Profile stärken die Realschule

Das Sportprofil hat die Schule schon vor rund 20 Jahren eingeführt. In Klasse 5/6 gibt es dafür eine Stunde mehr Sport, ab Klasse 7 kann Sport als Wahlpflichtfach gewählt werden und wird dadurch zum Kernfach mit zwei Stunden Fachpraxis und einer Stunde Sporttheorie. Auch außerunterrichtliche Zusatzangebote bietet die Schule in vielen Sportarten an. Im Rahmen von „Jugend trainiert für Olympia“ gewinnen Schüler*innen immer wieder Wettkämpfe in Basketball, Leichtathletik und Fußball. Diese Angebote machen die Schule attraktiv, so dass das Einzugsgebiet groß ist. Schüler*innen pendeln von Stuttgart, Bietigheim und anderen umliegenden Gemeinden. Manche Schülerinnen und Schüler kommen sogar aus München oder Dresden. Sie wohnen im Vollzeitinternat, das auf dem Schulcampus liegt. „Profile helfen, die Realschule zu stärken“, ist Tobias Stüer überzeugt. Daher ist den beiden neben dem Sportzug auch der bilinguale Zug ein Anliegen.
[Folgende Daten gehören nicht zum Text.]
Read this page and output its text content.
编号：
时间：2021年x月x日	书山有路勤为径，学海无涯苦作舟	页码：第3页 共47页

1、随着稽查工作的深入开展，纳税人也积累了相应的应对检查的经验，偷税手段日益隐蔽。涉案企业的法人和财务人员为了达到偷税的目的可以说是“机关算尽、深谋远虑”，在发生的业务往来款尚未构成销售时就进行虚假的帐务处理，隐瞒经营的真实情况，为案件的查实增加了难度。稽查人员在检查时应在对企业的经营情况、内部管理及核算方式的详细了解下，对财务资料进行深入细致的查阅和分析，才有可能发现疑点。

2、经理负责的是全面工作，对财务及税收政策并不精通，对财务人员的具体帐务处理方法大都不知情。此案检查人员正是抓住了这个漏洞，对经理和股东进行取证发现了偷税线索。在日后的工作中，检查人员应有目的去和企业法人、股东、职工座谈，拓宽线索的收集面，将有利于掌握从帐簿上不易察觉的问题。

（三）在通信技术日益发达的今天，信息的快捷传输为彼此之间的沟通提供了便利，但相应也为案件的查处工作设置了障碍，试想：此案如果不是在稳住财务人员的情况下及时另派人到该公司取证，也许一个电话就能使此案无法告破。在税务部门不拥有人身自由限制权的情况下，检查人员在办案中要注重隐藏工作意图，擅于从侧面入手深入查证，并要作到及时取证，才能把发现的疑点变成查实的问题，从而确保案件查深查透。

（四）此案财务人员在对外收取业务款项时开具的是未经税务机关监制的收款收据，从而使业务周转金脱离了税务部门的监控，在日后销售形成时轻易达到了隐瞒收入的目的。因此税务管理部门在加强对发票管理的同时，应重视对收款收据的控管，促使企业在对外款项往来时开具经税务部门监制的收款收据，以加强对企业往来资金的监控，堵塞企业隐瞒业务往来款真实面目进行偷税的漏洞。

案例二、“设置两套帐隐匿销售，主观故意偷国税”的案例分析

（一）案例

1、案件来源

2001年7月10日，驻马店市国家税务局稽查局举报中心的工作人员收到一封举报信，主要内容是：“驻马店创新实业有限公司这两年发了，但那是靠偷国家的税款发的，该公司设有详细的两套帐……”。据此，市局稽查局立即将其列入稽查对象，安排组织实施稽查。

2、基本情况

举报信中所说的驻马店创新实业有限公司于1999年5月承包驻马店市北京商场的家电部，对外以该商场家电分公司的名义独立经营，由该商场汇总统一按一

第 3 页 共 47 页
Die Stärkung sei auch dringend nötig, meint Hartmut Meier. Seit der grün-roten Schulreform 2011 habe sich die Schülerschaft in der Realschule stark verändert. Sie sei ein Schlag gegen die Realschulen gewesen. 40 Prozent der Realschüler*innen würden mittlerweile mit einer Hauptschulempfehlung an der GDRS angemeldet. „Eltern lassen sich auch in Beratungsgesprächen nicht davon abbringen, ihr Kind an der Realschule anzumelden, auch wenn auf die Schwierigkeiten klar hingewiesen wird“, erklärt Meier. Für viele Eltern sei es ein Prestigegewinn, wenn sie sagen könnten, ihr Kind geht auf eine Realschule.
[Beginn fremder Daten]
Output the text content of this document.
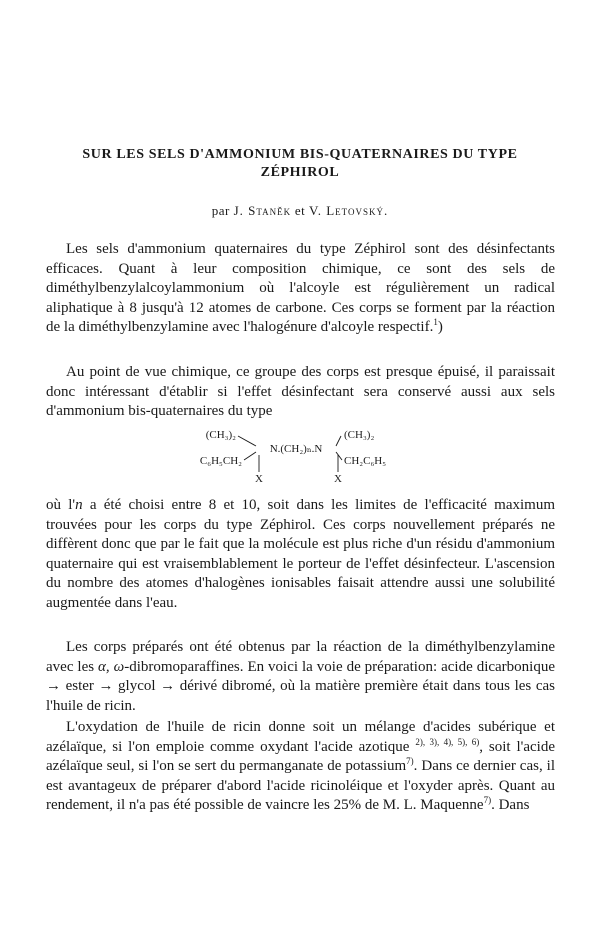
SUR LES SELS D'AMMONIUM BIS-QUATERNAIRES DU TYPE
ZÉPHIROL

par J. Staněk et V. Letovský.

Les sels d'ammonium quaternaires du type Zéphirol sont des désinfectants efficaces. Quant à leur composition chimique, ce sont des sels de diméthylbenzylalcoylammonium où l'alcoyle est régulièrement un radical aliphatique à 8 jusqu'à 12 atomes de carbone. Ces corps se forment par la réaction de la diméthylbenzylamine avec l'halogénure d'alcoyle respectif.$^1$)

Au point de vue chimique, ce groupe des corps est presque épuisé, il paraissait donc intéressant d'établir si l'effet désinfectant sera conservé aussi aux sels d'ammonium bis-quaternaires du type

(CH₃)₂
C₆H₅CH₂
N.(CH₂)ₙ.N
(CH₃)₂
CH₂C₆H₅
X	X

où l'n a été choisi entre 8 et 10, soit dans les limites de l'efficacité maximum trouvées pour les corps du type Zéphirol. Ces corps nouvellement préparés ne diffèrent donc que par le fait que la molécule est plus riche d'un résidu d'ammonium quaternaire qui est vraisemblablement le porteur de l'effet désinfecteur. L'ascension du nombre des atomes d'halogènes ionisables faisait attendre aussi une solubilité augmentée dans l'eau.

Les corps préparés ont été obtenus par la réaction de la diméthylbenzylamine avec les α, ω-dibromoparaffines. En voici la voie de préparation: acide dicarbonique → ester → glycol → dérivé dibromé, où la matière première était dans tous les cas l'huile de ricin.

L'oxydation de l'huile de ricin donne soit un mélange d'acides subérique et azélaïque, si l'on emploie comme oxydant l'acide azotique $^{2), 3), 4), 5), 6)}$, soit l'acide azélaïque seul, si l'on se sert du permanganate de potassium$^{7)}$. Dans ce dernier cas, il est avantageux de préparer d'abord l'acide ricinoléique et l'oxyder après. Quant au rendement, il n'a pas été possible de vaincre les 25% de M. L. Maquenne$^{7)}$. Dans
Sehr viele der Kinder kämen freudestrahlend an der Schule an und schon nach wenigen Wochen, „hängen die Mundwinkel nach unten, weil sie überfordert sind“, berichtet der Schulleiter. Ein zentrales Problem jeder Realschule sind die ersten beiden Klassen 5 und 6. Die Lehrkräfte können zwar differenziert unterrichten, aber benotet wird nur auf dem mittleren Niveau. Das ist politisch gewollt. „Zwei Jahre Frust. Das tut den Kindern nicht gut“, sagt Meier. Es wundert ihn nicht, dass diese Kinder „Faxen machen“. Erst nach der 6. Klasse dürfen die Schüler*innen auf dem G-Niveau bewertet werden. Bis dahin müssen sich leistungsschwache Schüler*innen irgendwie durchschlagen. Ein Irrsinn!
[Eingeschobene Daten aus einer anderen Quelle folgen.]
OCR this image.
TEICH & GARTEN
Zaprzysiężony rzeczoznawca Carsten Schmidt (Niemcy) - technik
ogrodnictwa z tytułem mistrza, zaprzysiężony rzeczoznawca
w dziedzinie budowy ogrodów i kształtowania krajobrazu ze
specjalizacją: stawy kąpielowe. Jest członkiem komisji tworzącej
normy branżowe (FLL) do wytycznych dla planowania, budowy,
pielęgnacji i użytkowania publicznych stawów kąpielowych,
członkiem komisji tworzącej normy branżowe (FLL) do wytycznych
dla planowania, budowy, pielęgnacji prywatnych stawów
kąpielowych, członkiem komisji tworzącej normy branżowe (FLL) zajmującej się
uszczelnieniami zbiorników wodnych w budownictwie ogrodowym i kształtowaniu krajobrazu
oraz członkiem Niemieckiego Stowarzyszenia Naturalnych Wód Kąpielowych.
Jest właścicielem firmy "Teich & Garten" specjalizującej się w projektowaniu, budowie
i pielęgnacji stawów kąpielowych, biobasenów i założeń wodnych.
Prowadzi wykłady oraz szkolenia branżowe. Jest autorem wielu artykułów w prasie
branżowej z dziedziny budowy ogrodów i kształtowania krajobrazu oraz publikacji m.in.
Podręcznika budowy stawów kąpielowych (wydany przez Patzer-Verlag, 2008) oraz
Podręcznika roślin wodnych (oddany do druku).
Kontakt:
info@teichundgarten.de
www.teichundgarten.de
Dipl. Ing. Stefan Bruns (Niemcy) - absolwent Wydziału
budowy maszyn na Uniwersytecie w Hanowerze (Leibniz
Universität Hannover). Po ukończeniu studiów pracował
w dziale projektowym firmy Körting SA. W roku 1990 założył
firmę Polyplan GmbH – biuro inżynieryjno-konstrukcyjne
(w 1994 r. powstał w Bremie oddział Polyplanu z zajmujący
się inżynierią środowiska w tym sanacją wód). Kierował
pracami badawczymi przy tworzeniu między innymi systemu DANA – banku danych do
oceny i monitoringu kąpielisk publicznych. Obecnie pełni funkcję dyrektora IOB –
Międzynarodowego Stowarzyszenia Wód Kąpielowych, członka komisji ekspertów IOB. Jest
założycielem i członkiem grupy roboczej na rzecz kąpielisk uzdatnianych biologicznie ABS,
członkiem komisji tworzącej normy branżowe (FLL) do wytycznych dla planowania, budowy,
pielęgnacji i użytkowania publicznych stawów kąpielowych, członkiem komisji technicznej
Eltern in die Verantwortung nehmen

Der Schulleiter würde gerne die Eltern mehr in die Pflicht nehmen. Doch einfordern kann er nichts. Eltern müssen nicht einmal mehr zur Anmeldung der Kinder in die Schule kommen, sie können nicht verpflichtend zum Gespräch gebeten werden. Selbst ein Schulausschluss ist möglich, ohne dass die Eltern nur ein einziges Mal in der Schule waren. Weil beide Elternteile Verpflichtungen hätten, seien viele Kinder früh auf sich alleine gestellt. Sie beschäftigen sich zu lange mit digitalen Geräten, kapseln sich ab, schlafen zu wenig. Sie kommen morgens müde zur Schule, manche kommen gar nicht. Die Fehlzeiten mancher Schüler*innen seien immens. Viele Eltern würden sie schon bei Kleinigkeiten entschuldigen.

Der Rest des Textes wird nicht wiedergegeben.